Oregon’s new offset protocols would need to spell out exactly how these methods would work, to the letter. If one landowner in a pool wants out midway through the project, the whole thing could collapse like a Jenga tower. Satellite imagery can suffice for some monitoring, but at other times, inspectors need to set foot on the property.

Another issue is how Oregon’s carbon market would link to those in other states, particularly California. Oregon has an opportunity to develop its own rules with considerations unique to its landowners. But for Oregon landowners to sell carbon offsets to California, they need to meet that state’s standards.

Kittler says that in his workgroup with the Carbon Policy Office, the conversation is beginning to shift from incentives to offsets.

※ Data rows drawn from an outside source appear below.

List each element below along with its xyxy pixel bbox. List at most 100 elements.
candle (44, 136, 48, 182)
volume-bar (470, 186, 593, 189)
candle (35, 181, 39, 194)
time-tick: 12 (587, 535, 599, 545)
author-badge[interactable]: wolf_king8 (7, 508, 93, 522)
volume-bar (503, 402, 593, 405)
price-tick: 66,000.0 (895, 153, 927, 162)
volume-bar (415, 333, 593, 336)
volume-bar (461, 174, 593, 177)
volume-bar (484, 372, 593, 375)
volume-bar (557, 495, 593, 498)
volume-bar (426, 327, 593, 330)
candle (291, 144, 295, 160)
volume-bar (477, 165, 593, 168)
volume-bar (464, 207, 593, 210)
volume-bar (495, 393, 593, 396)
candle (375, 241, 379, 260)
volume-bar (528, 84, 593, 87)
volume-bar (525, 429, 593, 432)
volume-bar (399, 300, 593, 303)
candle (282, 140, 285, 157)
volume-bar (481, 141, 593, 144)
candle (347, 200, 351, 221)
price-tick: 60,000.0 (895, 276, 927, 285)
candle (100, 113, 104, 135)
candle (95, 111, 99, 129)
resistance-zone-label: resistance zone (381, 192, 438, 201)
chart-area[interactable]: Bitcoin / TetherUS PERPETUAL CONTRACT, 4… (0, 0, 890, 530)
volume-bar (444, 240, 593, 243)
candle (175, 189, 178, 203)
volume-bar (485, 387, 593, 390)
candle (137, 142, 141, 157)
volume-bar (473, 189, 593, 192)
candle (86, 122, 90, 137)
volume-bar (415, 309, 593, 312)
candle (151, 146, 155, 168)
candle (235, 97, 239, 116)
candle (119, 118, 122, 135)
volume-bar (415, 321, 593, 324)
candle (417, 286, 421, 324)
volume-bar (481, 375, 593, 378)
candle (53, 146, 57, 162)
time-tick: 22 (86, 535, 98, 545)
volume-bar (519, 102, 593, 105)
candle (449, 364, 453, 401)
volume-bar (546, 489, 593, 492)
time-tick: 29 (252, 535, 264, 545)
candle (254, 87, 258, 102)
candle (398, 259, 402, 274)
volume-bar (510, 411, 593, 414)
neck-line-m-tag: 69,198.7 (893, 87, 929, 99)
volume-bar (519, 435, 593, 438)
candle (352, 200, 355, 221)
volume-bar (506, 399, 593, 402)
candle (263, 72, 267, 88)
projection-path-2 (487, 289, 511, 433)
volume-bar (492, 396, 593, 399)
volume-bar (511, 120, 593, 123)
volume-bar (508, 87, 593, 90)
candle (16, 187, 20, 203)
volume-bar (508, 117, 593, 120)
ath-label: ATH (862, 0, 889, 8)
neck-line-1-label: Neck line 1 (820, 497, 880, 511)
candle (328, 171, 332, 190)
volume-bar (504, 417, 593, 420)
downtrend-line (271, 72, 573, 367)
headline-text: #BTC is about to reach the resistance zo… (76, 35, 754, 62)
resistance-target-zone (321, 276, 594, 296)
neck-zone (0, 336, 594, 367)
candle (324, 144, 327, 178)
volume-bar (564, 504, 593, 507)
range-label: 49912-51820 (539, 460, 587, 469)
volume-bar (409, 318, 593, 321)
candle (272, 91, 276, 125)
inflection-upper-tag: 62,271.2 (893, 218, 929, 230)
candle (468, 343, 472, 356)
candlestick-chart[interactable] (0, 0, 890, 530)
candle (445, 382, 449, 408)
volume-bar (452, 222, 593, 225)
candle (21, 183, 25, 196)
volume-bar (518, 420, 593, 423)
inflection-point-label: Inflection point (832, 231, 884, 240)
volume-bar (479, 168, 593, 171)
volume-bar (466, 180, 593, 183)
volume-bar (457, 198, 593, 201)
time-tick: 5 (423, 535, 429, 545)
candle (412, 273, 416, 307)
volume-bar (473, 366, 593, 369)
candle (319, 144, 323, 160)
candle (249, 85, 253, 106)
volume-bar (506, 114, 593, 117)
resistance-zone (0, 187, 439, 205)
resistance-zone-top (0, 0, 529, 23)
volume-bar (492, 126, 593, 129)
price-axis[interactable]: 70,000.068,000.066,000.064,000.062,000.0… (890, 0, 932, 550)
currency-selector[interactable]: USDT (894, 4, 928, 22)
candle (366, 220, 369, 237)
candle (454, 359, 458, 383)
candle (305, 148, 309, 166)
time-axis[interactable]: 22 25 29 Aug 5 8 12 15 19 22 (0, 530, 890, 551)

A committee will likely present general recommendations for offset protocols in advance of the legislative session, and more specific rulemaking would be hashed out if the bill passes.  

A spokeswoman for the Oregon Forest & Industries Council says its members, manufacturers and landowners, remain divided over offsets. They can’t know for certain whether the offset protocols would benefit them, or if a cap and trade bill would harm their supply chain or jeapordize manufacturing jobs, until legislators present a bill for the 2019 session. 

Though well-designed offset rules would create new opportunities for forest landowners, not everyone would benefit, and not right away. Kittler says forestry offsets make sense for a “very select segment” of landowners, namely those with old growth or mature second growth forests.

Timber still fetches a much higher price than carbon, meaning the traditional emphasis on harvesting will continue.

“Timber’s way up so people are cutting,” Kittler says. “Carbon’s way down so not many people are looking at it. Financially I can’t necessarily see this being a huge impact for landowners right away.”


“We’re starting to have a conversation around offsets and what protocol we want to have,” Kittler says. “But we haven’t tackled a lot of sticky issues.”


Gastellum says offsets can’t substitute for pollution mitigation. The number of offsets allowed should be regulated, she says, because “we can’t offset our way out of this system.”

Yet for all their limitations, forestry offsets could form a key piece of the carbon reduction puzzle. It gives forest landowners, who already have little to lose from carbon legislation, something to gain.   

“They’ve been a pretty prominent thing to discuss,” Zareski says. “Oregon’s got a long forestry history. When you look at California, forest carbon offsets have proven to be the most effective type of offset.”